Desde un punto de vista filosófico, las obras se mantuvieron. Como se mencionó anteriormente, el dos tratados se compusieron en gran parte a principios de la década de 1680 (entre 1679 y 1683, las fechas varían), pero es seguro que recibieron adiciones posteriores y que se completaron cuando Jaime II ya no era rey. la escritura de Prueba, a su vez, se remonta a 1671, fecha de sus dos primeros borradores, A y B, y se prolonga al menos hasta 1685, año atribuido al borrador C. Publicado en Londres en otoño de 1689, el dos tratados y el Prueba se imprimieron con el año 1690, y solo el último fue firmado por Locke. Su obra política llegó al público de forma anónima, al igual que la carta sobre la tolerancia, la tercera gran publicación de 1689, que tuvo lugar en abril, en Gouda, Países Bajos, bajo el cuidado de Philip van Limborch (1633-1712), a quien estaba dedicada.

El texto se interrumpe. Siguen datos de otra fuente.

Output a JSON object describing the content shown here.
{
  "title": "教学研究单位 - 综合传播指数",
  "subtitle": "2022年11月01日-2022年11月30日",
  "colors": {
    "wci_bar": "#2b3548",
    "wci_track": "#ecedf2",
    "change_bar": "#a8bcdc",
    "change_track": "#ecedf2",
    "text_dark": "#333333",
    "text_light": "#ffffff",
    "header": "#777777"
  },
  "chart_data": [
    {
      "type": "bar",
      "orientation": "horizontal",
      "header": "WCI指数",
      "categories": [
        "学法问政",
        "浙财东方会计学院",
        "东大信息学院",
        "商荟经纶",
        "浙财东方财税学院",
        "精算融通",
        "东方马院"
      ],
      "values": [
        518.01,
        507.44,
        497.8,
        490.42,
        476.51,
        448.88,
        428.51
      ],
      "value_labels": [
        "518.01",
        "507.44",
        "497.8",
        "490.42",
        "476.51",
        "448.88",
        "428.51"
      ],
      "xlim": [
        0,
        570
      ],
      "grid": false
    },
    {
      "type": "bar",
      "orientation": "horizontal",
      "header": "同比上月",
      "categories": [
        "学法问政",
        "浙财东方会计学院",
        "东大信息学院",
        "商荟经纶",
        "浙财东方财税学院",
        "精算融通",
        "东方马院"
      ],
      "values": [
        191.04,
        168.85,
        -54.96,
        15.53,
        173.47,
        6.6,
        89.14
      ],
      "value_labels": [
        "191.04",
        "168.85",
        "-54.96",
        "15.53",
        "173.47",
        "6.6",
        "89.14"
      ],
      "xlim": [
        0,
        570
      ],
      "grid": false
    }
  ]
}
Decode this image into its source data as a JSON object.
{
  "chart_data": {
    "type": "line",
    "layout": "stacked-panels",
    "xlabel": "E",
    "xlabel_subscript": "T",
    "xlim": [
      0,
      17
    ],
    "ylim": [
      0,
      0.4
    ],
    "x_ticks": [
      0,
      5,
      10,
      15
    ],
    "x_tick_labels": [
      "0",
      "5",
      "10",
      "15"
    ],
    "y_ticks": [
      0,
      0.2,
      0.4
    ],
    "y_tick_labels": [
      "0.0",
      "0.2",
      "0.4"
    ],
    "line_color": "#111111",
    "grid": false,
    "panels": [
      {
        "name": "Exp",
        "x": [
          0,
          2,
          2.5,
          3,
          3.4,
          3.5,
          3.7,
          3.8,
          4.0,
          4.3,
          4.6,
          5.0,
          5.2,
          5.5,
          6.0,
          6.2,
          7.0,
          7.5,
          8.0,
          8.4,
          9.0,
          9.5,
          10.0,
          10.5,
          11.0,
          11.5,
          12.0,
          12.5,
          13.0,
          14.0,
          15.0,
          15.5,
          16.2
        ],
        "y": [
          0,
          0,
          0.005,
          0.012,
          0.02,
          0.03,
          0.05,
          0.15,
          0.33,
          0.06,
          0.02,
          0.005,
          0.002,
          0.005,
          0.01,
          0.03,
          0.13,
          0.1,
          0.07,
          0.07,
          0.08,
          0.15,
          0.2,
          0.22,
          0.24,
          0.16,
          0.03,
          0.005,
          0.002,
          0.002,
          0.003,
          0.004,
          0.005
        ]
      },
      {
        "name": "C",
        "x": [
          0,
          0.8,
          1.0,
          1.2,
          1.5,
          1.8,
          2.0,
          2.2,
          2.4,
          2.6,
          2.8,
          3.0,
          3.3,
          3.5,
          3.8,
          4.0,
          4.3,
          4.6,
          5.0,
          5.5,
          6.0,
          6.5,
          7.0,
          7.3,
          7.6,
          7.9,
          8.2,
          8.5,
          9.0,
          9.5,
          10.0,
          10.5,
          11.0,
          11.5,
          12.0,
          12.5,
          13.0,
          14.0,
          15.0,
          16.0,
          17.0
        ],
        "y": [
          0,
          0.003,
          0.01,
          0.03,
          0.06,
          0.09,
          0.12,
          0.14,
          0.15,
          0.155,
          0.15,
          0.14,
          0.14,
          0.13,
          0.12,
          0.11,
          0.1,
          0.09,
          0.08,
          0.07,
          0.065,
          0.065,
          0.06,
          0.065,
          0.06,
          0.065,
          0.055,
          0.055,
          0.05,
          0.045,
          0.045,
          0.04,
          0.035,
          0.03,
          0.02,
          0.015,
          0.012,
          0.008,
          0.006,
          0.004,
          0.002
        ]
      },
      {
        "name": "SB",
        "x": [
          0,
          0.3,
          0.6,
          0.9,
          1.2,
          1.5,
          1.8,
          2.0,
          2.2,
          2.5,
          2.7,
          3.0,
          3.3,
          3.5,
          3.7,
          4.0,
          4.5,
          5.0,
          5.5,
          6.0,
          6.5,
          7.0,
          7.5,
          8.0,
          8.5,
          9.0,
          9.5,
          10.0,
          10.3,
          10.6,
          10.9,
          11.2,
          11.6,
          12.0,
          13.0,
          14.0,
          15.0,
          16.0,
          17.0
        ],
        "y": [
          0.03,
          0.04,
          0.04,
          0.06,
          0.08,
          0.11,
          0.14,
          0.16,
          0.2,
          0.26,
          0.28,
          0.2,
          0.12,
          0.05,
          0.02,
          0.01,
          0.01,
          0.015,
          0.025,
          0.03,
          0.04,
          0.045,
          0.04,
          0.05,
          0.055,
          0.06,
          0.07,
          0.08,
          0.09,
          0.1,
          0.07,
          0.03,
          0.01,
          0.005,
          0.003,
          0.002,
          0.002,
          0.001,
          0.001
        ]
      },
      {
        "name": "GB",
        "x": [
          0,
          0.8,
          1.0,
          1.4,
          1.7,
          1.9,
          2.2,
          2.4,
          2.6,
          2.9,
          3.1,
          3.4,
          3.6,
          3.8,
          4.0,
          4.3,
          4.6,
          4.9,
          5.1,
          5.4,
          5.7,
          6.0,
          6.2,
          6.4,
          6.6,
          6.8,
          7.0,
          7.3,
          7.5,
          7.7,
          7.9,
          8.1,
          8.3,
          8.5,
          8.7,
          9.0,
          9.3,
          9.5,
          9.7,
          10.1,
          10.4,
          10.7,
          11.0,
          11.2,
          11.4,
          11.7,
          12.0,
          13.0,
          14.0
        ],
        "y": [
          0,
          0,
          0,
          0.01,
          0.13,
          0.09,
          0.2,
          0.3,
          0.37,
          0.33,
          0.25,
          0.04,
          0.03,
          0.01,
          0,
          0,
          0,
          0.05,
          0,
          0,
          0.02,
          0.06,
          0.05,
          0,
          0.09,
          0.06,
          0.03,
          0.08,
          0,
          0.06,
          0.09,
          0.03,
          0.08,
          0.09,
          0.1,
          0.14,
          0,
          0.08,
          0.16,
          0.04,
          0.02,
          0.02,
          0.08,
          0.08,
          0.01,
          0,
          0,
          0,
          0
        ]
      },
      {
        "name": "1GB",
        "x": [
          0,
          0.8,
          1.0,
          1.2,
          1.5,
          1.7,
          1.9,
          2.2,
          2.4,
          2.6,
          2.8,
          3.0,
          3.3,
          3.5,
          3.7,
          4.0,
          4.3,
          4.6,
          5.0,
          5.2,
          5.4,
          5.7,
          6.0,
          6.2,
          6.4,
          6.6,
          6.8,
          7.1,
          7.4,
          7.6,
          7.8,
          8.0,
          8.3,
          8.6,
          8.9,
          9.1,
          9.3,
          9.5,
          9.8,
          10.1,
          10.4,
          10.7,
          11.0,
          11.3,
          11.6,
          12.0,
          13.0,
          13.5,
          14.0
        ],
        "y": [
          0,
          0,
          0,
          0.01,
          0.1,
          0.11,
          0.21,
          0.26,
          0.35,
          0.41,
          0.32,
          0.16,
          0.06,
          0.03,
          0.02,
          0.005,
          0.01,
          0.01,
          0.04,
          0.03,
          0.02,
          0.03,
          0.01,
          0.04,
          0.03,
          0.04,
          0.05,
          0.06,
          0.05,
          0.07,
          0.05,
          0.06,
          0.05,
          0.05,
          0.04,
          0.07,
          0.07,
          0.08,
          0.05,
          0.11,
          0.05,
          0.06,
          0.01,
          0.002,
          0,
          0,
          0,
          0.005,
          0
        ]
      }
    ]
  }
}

Originalmente escrito en latín a fines de 1685, fue traducido al inglés por William Popple (1638-1708) poco después de su publicación y tuvo dos ediciones consecutivas en Londres: la primera en octubre de 1689, la segunda, corregida, en marzo de 1690. XNUMX. Es bien conocida la afirmación de Locke en el codicilo de su testamento de que esta traducción se realizó sin su autorización ni colaboración (el original, “sin mi privacidad”, tiene un significado controvertido), pero vale la pena considerar que él sabía de su progreso (cf. Correspondencia, ed. de Beer, v. III, 1147) y no hizo nada para detenerlo.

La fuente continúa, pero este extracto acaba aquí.